Social legitimacy varies by social group, of course. Some people are assholes about long covid and that’s devastating for their friends, family, and employees who suffer from it. But I have trouble imagining any of them would be nicer about a CFS or chronic Lyme diagnosis, while I think there are a decent chunk of people who mock those diagnoses while taking long covid seriously.
Well, we know that COVID damages the brain, and some people have had psychotic episodes following a COVID infection.
But long COVID is not psychosomatic, at least probably not in most cases. As it is novel, there’s no straightforward test at this point, but there has been a decent amount of research in the last couple of years, so physical markers have been found. Some I listed in the essay, but others include things like inflamed vagus nerve, different enzyme levels in the blood, etc. And of course, a lot of long COVID is actual organ damage which can be viewed on an MRI or other tests.
I personally know many people with long COVID, but they often didn’t identify it as such. I’m shocked that you don’t at least know one person with long term smell/taste loss.
I feel like more effective, robust vaccines ought to have been invented at this point. Perhaps the standards were lower for the first ones, but it seems they were all approved quite quickly and none of the new ones since have ever made my headway.
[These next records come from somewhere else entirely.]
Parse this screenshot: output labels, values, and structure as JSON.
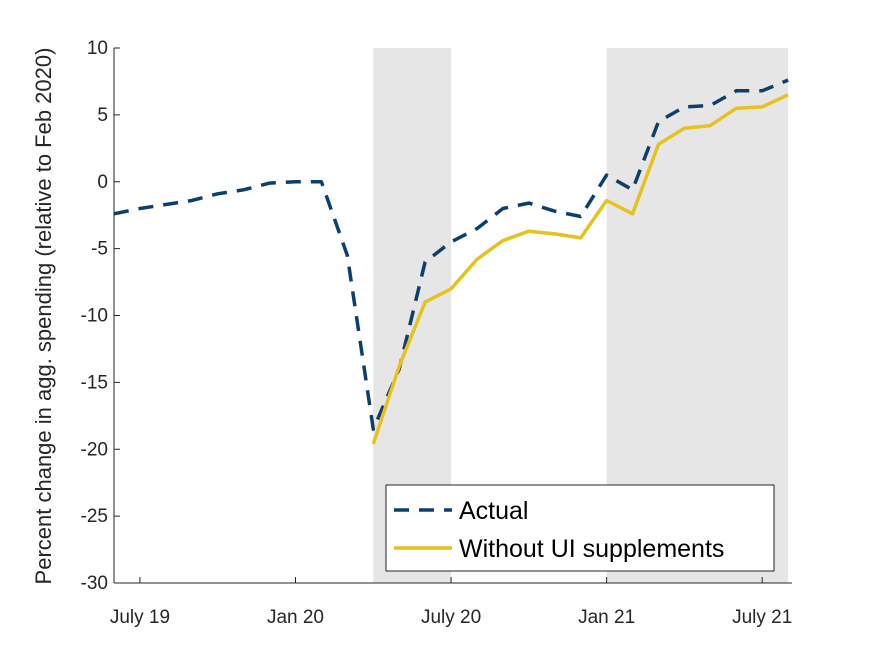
{
  "chart_data": {
    "type": "line",
    "title": "",
    "xlabel": "",
    "ylabel": "Percent change in agg. spending (relative to Feb 2020)",
    "ylim": [
      -30,
      10
    ],
    "xlim": [
      "2019-06",
      "2021-07"
    ],
    "x_ticks": [
      {
        "label": "July 19",
        "month": "2019-07"
      },
      {
        "label": "Jan 20",
        "month": "2020-01"
      },
      {
        "label": "July 20",
        "month": "2020-07"
      },
      {
        "label": "Jan 21",
        "month": "2021-01"
      },
      {
        "label": "July 21",
        "month": "2021-07"
      }
    ],
    "y_ticks": [
      10,
      5,
      0,
      -5,
      -10,
      -15,
      -20,
      -25,
      -30
    ],
    "shaded_periods": [
      {
        "start": "2020-04",
        "end": "2020-07"
      },
      {
        "start": "2021-01",
        "end": "2021-08"
      }
    ],
    "grid": false,
    "legend_position": "bottom-right",
    "series": [
      {
        "name": "Actual",
        "color": "#0d3f6e",
        "style": "dashed",
        "points": [
          {
            "x": "2019-06",
            "y": -2.4
          },
          {
            "x": "2019-07",
            "y": -2.0
          },
          {
            "x": "2019-08",
            "y": -1.7
          },
          {
            "x": "2019-09",
            "y": -1.4
          },
          {
            "x": "2019-10",
            "y": -0.9
          },
          {
            "x": "2019-11",
            "y": -0.6
          },
          {
            "x": "2019-12",
            "y": -0.1
          },
          {
            "x": "2020-01",
            "y": 0.0
          },
          {
            "x": "2020-02",
            "y": 0.0
          },
          {
            "x": "2020-03",
            "y": -5.5
          },
          {
            "x": "2020-04",
            "y": -18.5
          },
          {
            "x": "2020-05",
            "y": -14.0
          },
          {
            "x": "2020-06",
            "y": -6.0
          },
          {
            "x": "2020-07",
            "y": -4.5
          },
          {
            "x": "2020-08",
            "y": -3.5
          },
          {
            "x": "2020-09",
            "y": -2.0
          },
          {
            "x": "2020-10",
            "y": -1.6
          },
          {
            "x": "2020-11",
            "y": -2.2
          },
          {
            "x": "2020-12",
            "y": -2.6
          },
          {
            "x": "2021-01",
            "y": 0.5
          },
          {
            "x": "2021-02",
            "y": -0.6
          },
          {
            "x": "2021-03",
            "y": 4.5
          },
          {
            "x": "2021-04",
            "y": 5.6
          },
          {
            "x": "2021-05",
            "y": 5.7
          },
          {
            "x": "2021-06",
            "y": 6.8
          },
          {
            "x": "2021-07",
            "y": 6.8
          },
          {
            "x": "2021-08",
            "y": 7.6
          }
        ]
      },
      {
        "name": "Without UI supplements",
        "color": "#e6c21e",
        "style": "solid",
        "points": [
          {
            "x": "2020-04",
            "y": -19.6
          },
          {
            "x": "2020-05",
            "y": -13.8
          },
          {
            "x": "2020-06",
            "y": -9.0
          },
          {
            "x": "2020-07",
            "y": -8.0
          },
          {
            "x": "2020-08",
            "y": -5.8
          },
          {
            "x": "2020-09",
            "y": -4.4
          },
          {
            "x": "2020-10",
            "y": -3.7
          },
          {
            "x": "2020-11",
            "y": -3.9
          },
          {
            "x": "2020-12",
            "y": -4.2
          },
          {
            "x": "2021-01",
            "y": -1.4
          },
          {
            "x": "2021-02",
            "y": -2.4
          },
          {
            "x": "2021-03",
            "y": 2.8
          },
          {
            "x": "2021-04",
            "y": 4.0
          },
          {
            "x": "2021-05",
            "y": 4.2
          },
          {
            "x": "2021-06",
            "y": 5.5
          },
          {
            "x": "2021-07",
            "y": 5.6
          },
          {
            "x": "2021-08",
            "y": 6.5
          }
        ]
      }
    ]
  }
}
If what this article claims is true, advancement due to AI and work automation will likely be more accepted among a population partially incapacitated by illness. There will be less need to keep the pretense that ones right to exist or value as a person is dependent on how good of a worker they are when AI can do any human job better. AI of that caliber could also likely develop therapies to effectively combat long COVID anyway.
What, exactly, is a clinical definition of “long COVID”? Are the people experiencing symptoms long after COVID still testing positive? If not, how can we be confident to call it “long COVID” as opposed to some other cause?
I don’t hang out here a lot. I was “invited” but I’m very different from most people in here. I see “bio security” as an overt attempt at “absolute, centralized genetic control” and consider most international organizations (WHO, UN, etc..,) worthless. It’s better to risk death by hurricane than let anyone control the weather.